Le sourire narquois avec lequel les autorités de la Republika Srpska, la Ville de Banja Luka, ainsi que les médias à la solde du pouvoir avaient observé ces manifestations motivées par la énième destruction d’une surface verte dans la ville, a fini par céder la place à la nervosité. Les participants des manifestations, que le peuple a baptisés les « promeneurs », n’ont pas renoncé après deux semaines à exprimer leur révolte. De quoi inquiéter les structures gouvernantes quatre mois avant les élections locales. Les habitants de Banka Luka, au départ révoltés par ce nouvel accaparement d’une surface verte, disent lutter à la fois contre les oligarchies politico-criminelles et en faveur de l’état de droit.
Pour l’économiste Damir Miljević, qui participe aux manifestations, celles-ci ne s’arrêtent pas à la question du parc.
« Ces manifestations à Banja Luka ont transcendé le but initial et leur dimension première pour se transformer de plus en plus en une forme d’opposition au pouvoir », dit-il.
C’est justement ce pouvoir qui protège l’homme d’affaires Mile Radišić. Ce dernier a racheté en plein centre de Banja Luka une parcelle de 30.000 m² pour un prix dérisoire.
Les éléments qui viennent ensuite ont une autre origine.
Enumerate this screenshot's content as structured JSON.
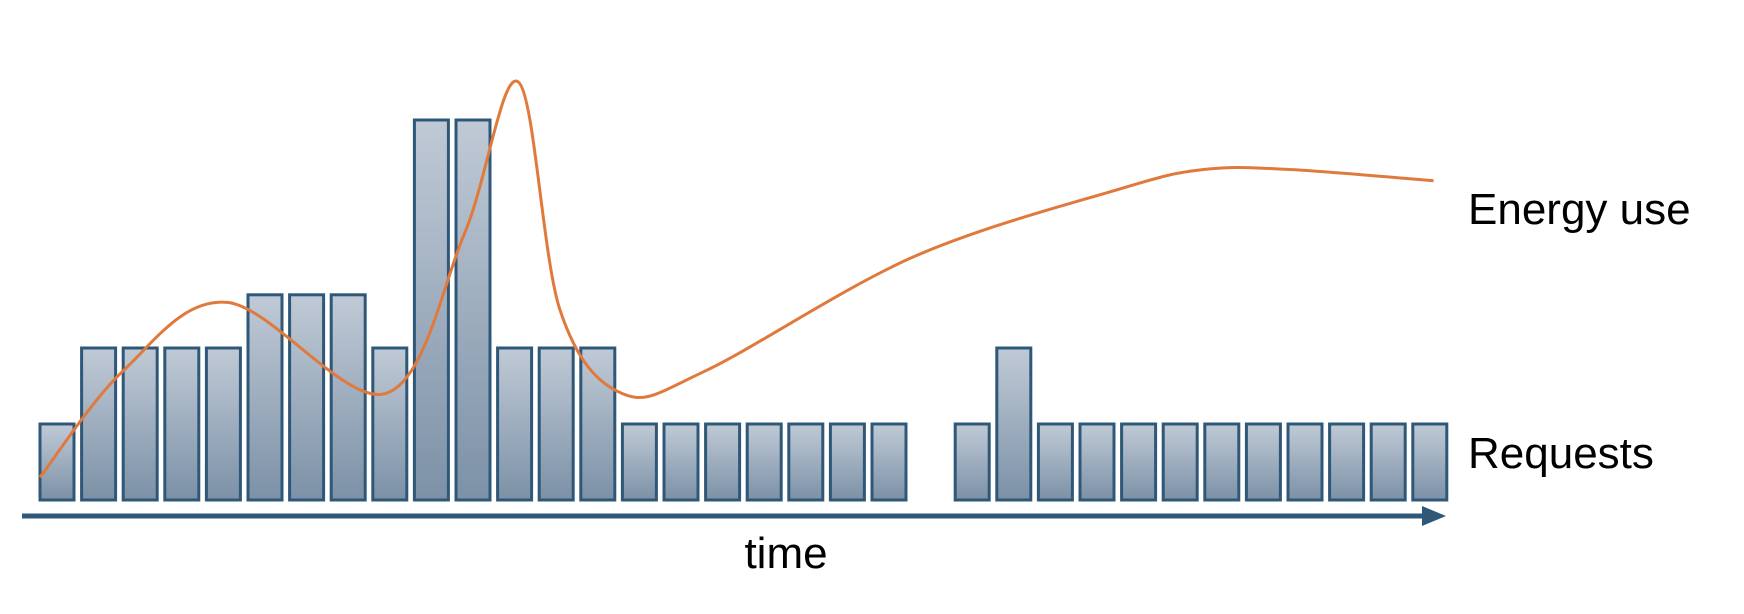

A la place de cette surface verte Radišić construit aujourd’hui un bâtiment de vingt étages. Bien que les autorités municipales affirment que les procédures légales ont été respectées, l’opinion publique n’a toujours pas eu accès à la documentation sur la vente de ce terrain.
Pour Željko Ninković, qui travaille au Centre des initiatives civiles, le parc renvoie à tous les événements du passé récent.
« Regardez, à Banja Luka chaque jours des échoppes ferment, des petites et moyennes entreprises font faillite. Les statistiques sont impitoyables. Nous avons 156.000 personnes à Pôle emploi, Banja Luka compte 45.000 chômeurs. Les retraites les plus basses atteignent 160 marks. Si les citoyens ne percoivent pas maintenant la force que revêtent ces initiatives et ces marches citoyennes, que c’est le moment de s’engager et de déposer leur liste de revendication au regard de tout ce qui nous arrive ces vingt dernières années, alors j’ignore quand ils auront une meilleure occasion », déclare Ninković.
Acculés
Le psychologue Srđan Puhalo considère que le parc a servi de détonateur pour exprimer le mécontentement accumulé par les citoyens de Banja Luka.
« La difficile situation économique, sociale et politique a poussé à ce qu’un groupe de gens descende dans la rue et dise publiquement qu’il refuse la situation actuelle dans la société, qu’il est terriblement excédé par ce qui se trame dans la ville, et au-delà de la ville plus généralement dans la Republika Srpska », estime Puhalo.
Danijela Majstorović, professeur à la Faculté de philologie de Banja Luka, prend elle aussi part à ces défilés protestataires aux côtés d’un groupe de ses étudiants.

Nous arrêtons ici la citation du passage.